Noventa por cento do tempo, eu tinha certeza de que o odiava, e isso me mantinha sã e salva de seus encantos malignos. Entretanto, sempre havia aqueles momentos raros em que Humberto mergulhava no seu próprio mundo estranho e parecia a criatura mais amável de todas. Nesses momentos, eu poderia enfiá-lo no bolso com um monte de jujubas.

Felizmente, meu coração se mostrou sensato o suficiente para impedir minha boca de falar merda nessas horas. Então, desde que Humberto decidiu que devíamos mesmo ficar juntos, eu divido meu tempo entre ofendê-lo e me convencer de que não o quero mais.

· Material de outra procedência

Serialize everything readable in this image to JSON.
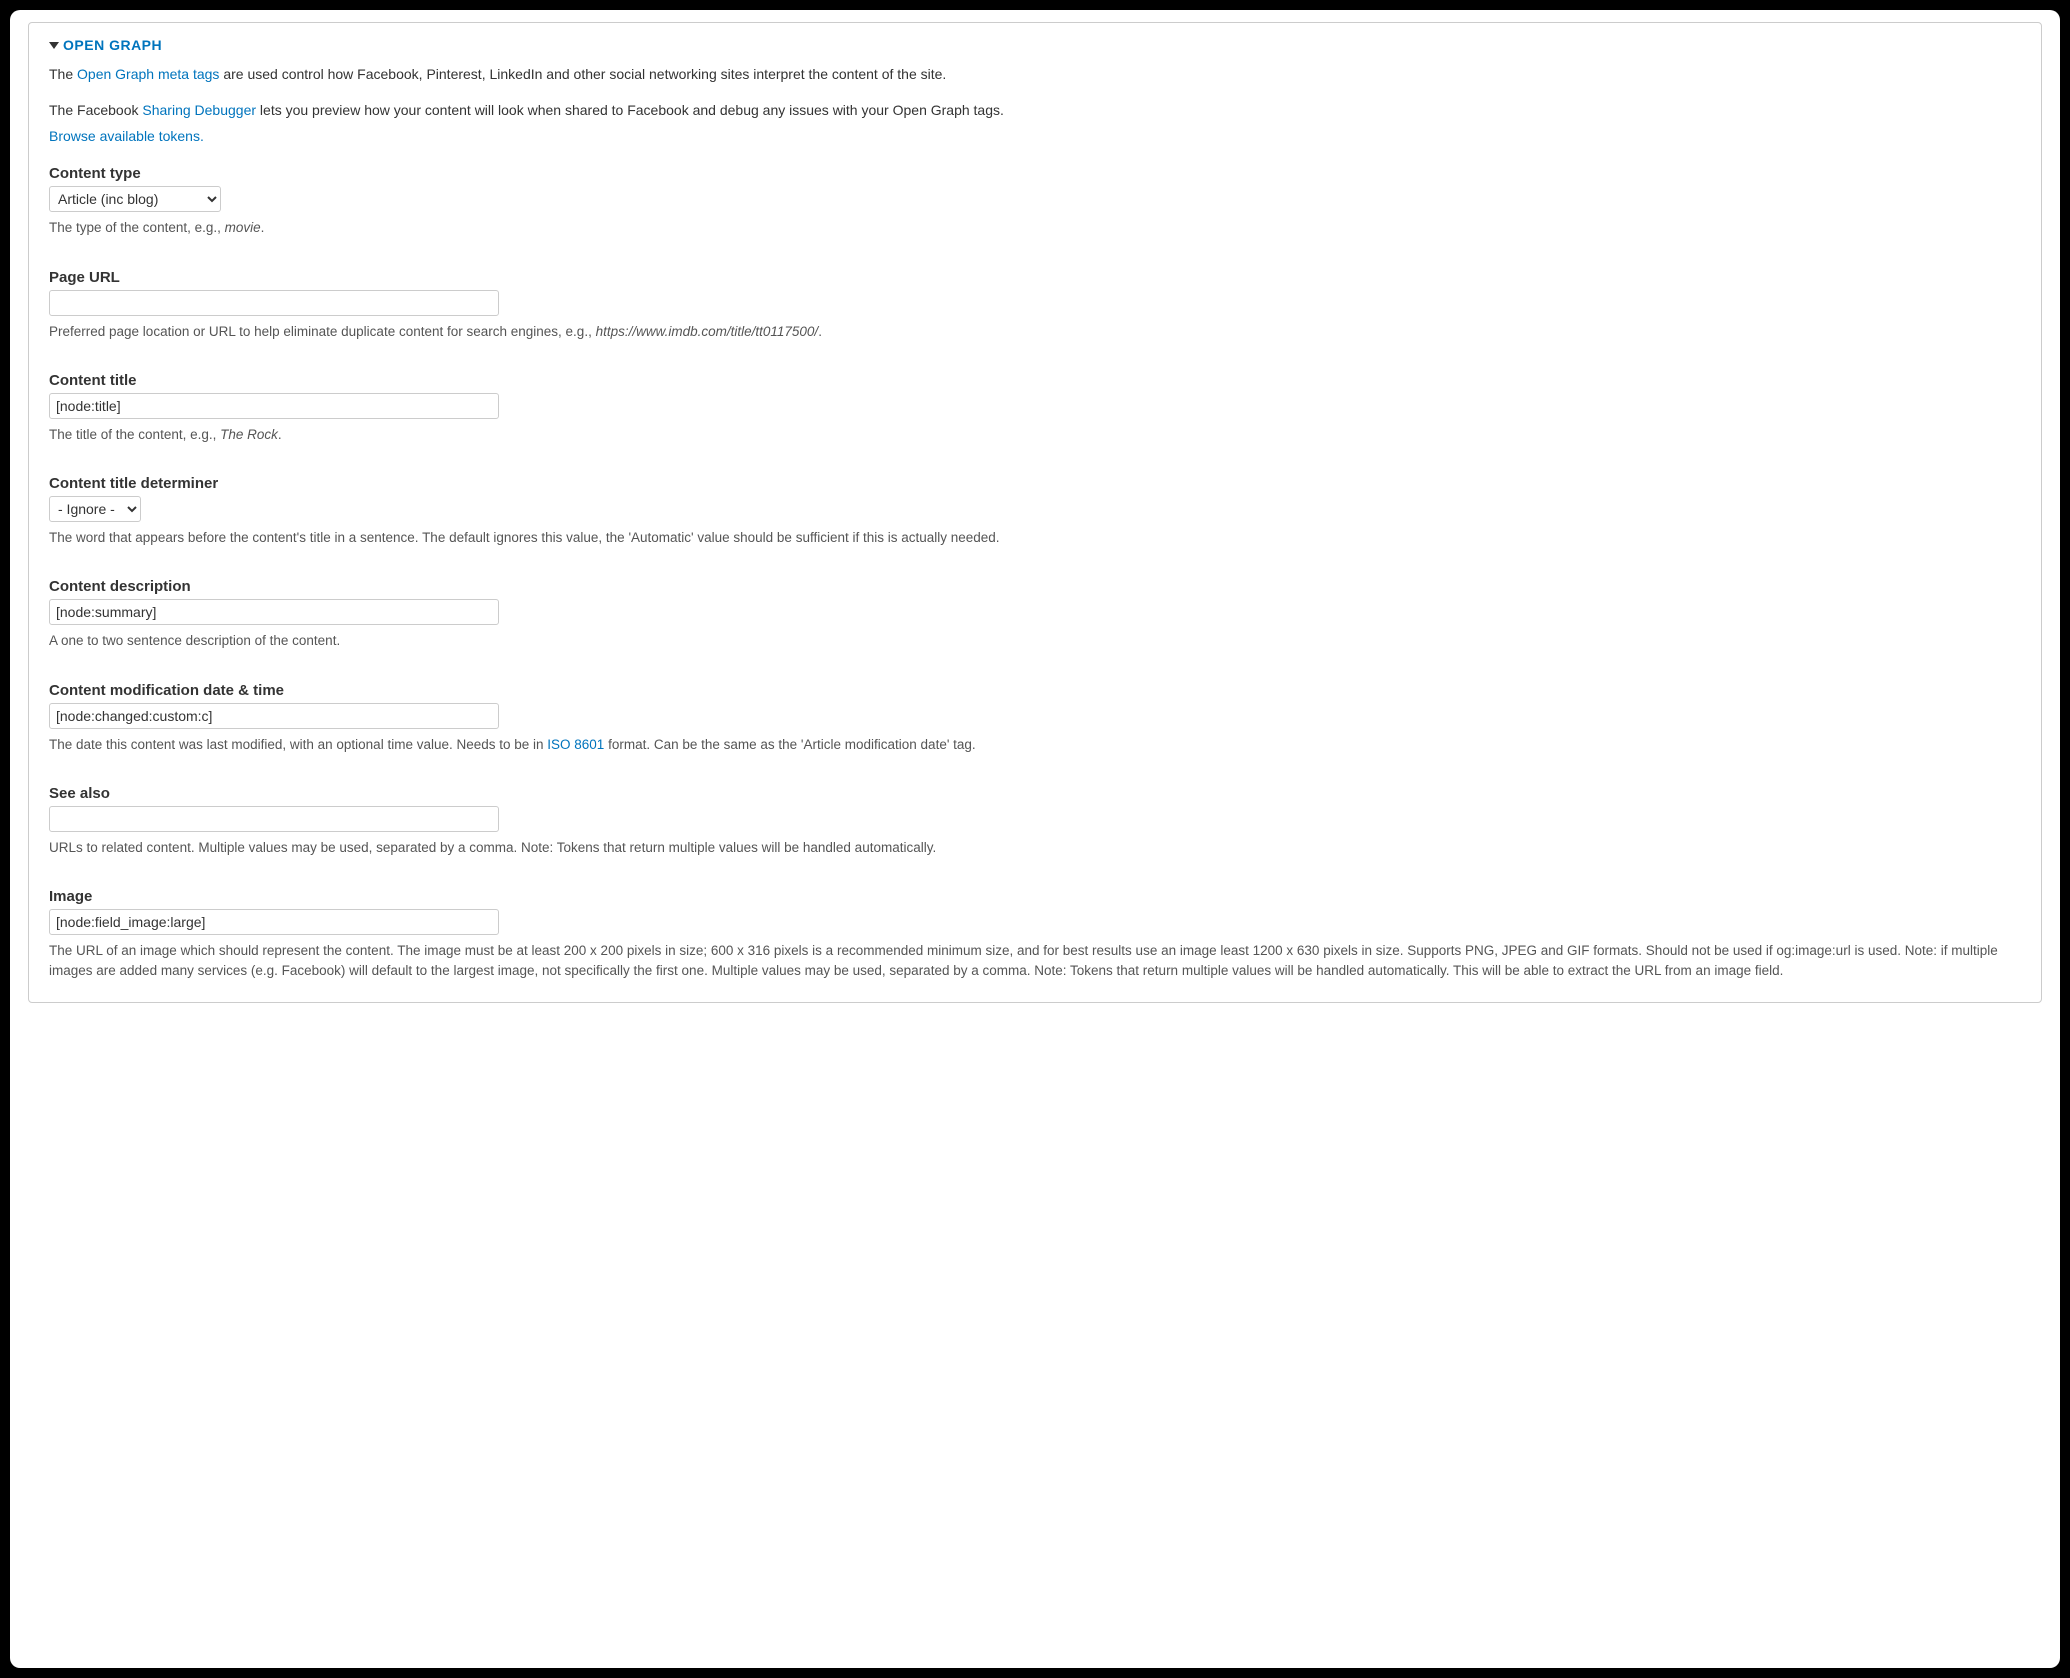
{
  "section": {
    "title": "OPEN GRAPH"
  },
  "intro": {
    "prefix1": "The ",
    "link1": "Open Graph meta tags",
    "suffix1": " are used control how Facebook, Pinterest, LinkedIn and other social networking sites interpret the content of the site.",
    "prefix2": "The Facebook ",
    "link2": "Sharing Debugger",
    "suffix2": " lets you preview how your content will look when shared to Facebook and debug any issues with your Open Graph tags.",
    "tokens_link": "Browse available tokens."
  },
  "fields": {
    "content_type": {
      "label": "Content type",
      "value": "Article (inc blog)",
      "desc_prefix": "The type of the content, e.g., ",
      "desc_em": "movie",
      "desc_suffix": "."
    },
    "page_url": {
      "label": "Page URL",
      "value": "",
      "desc_prefix": "Preferred page location or URL to help eliminate duplicate content for search engines, e.g., ",
      "desc_em": "https://www.imdb.com/title/tt0117500/",
      "desc_suffix": "."
    },
    "content_title": {
      "label": "Content title",
      "value": "[node:title]",
      "desc_prefix": "The title of the content, e.g., ",
      "desc_em": "The Rock",
      "desc_suffix": "."
    },
    "determiner": {
      "label": "Content title determiner",
      "value": "- Ignore -",
      "desc": "The word that appears before the content's title in a sentence. The default ignores this value, the 'Automatic' value should be sufficient if this is actually needed."
    },
    "content_description": {
      "label": "Content description",
      "value": "[node:summary]",
      "desc": "A one to two sentence description of the content."
    },
    "modification": {
      "label": "Content modification date & time",
      "value": "[node:changed:custom:c]",
      "desc_prefix": "The date this content was last modified, with an optional time value. Needs to be in ",
      "desc_link": "ISO 8601",
      "desc_suffix": " format. Can be the same as the 'Article modification date' tag."
    },
    "see_also": {
      "label": "See also",
      "value": "",
      "desc": "URLs to related content. Multiple values may be used, separated by a comma. Note: Tokens that return multiple values will be handled automatically."
    },
    "image": {
      "label": "Image",
      "value": "[node:field_image:large]",
      "desc": "The URL of an image which should represent the content. The image must be at least 200 x 200 pixels in size; 600 x 316 pixels is a recommended minimum size, and for best results use an image least 1200 x 630 pixels in size. Supports PNG, JPEG and GIF formats. Should not be used if og:image:url is used. Note: if multiple images are added many services (e.g. Facebook) will default to the largest image, not specifically the first one. Multiple values may be used, separated by a comma. Note: Tokens that return multiple values will be handled automatically. This will be able to extract the URL from an image field."
    }
  }
}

Infelizmente sou uma péssima atriz, então dizer que Humberto engoliu o meu “não quero ficar com você” seria muito otimismo da minha parte. Por isso me contento em insistir até que ele desista por cansaço.

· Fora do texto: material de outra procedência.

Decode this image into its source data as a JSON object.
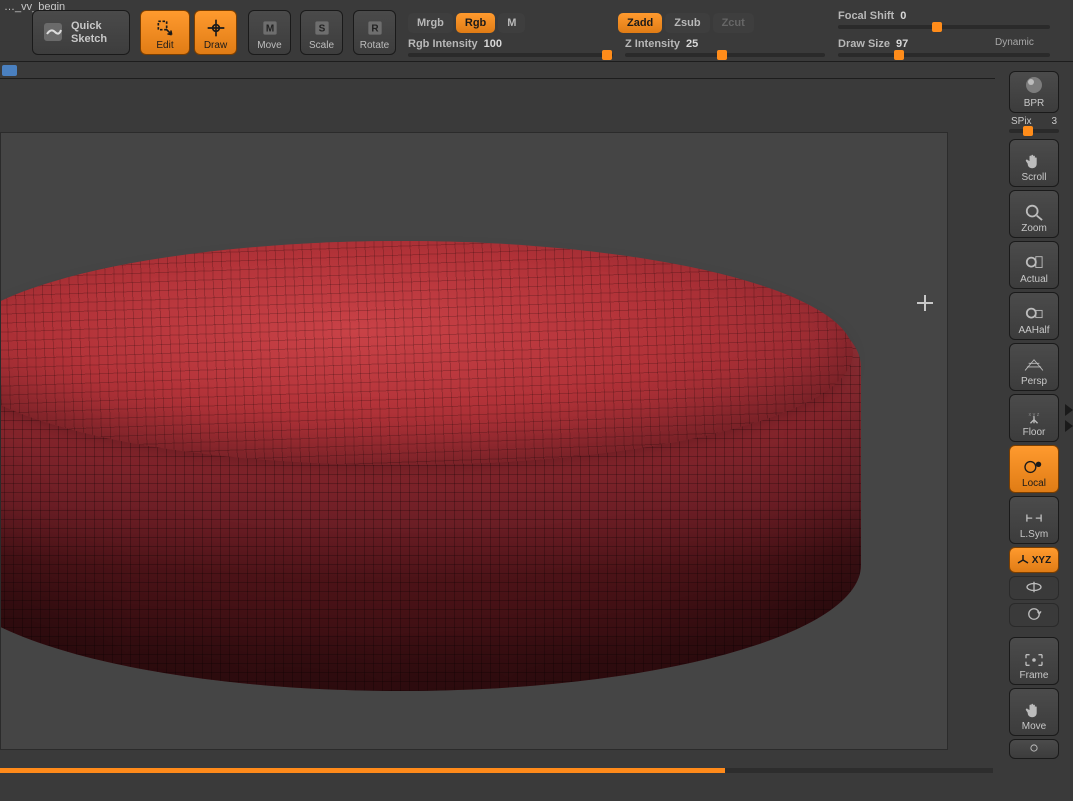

Muita gente diria que ele é um maníaco sexual perseguidor. Mas a maioria das pessoas não sabe enxergar através da minha irritação como ele. Eu não sei exatamente quando ele desenvolveu essa habilidade, já que parecia passar mais tempo me evitando que prestando atenção em mim, mas ele conseguiu. E, se tem um motivo pelo qual eu verdadeiramente o odeio, é esse.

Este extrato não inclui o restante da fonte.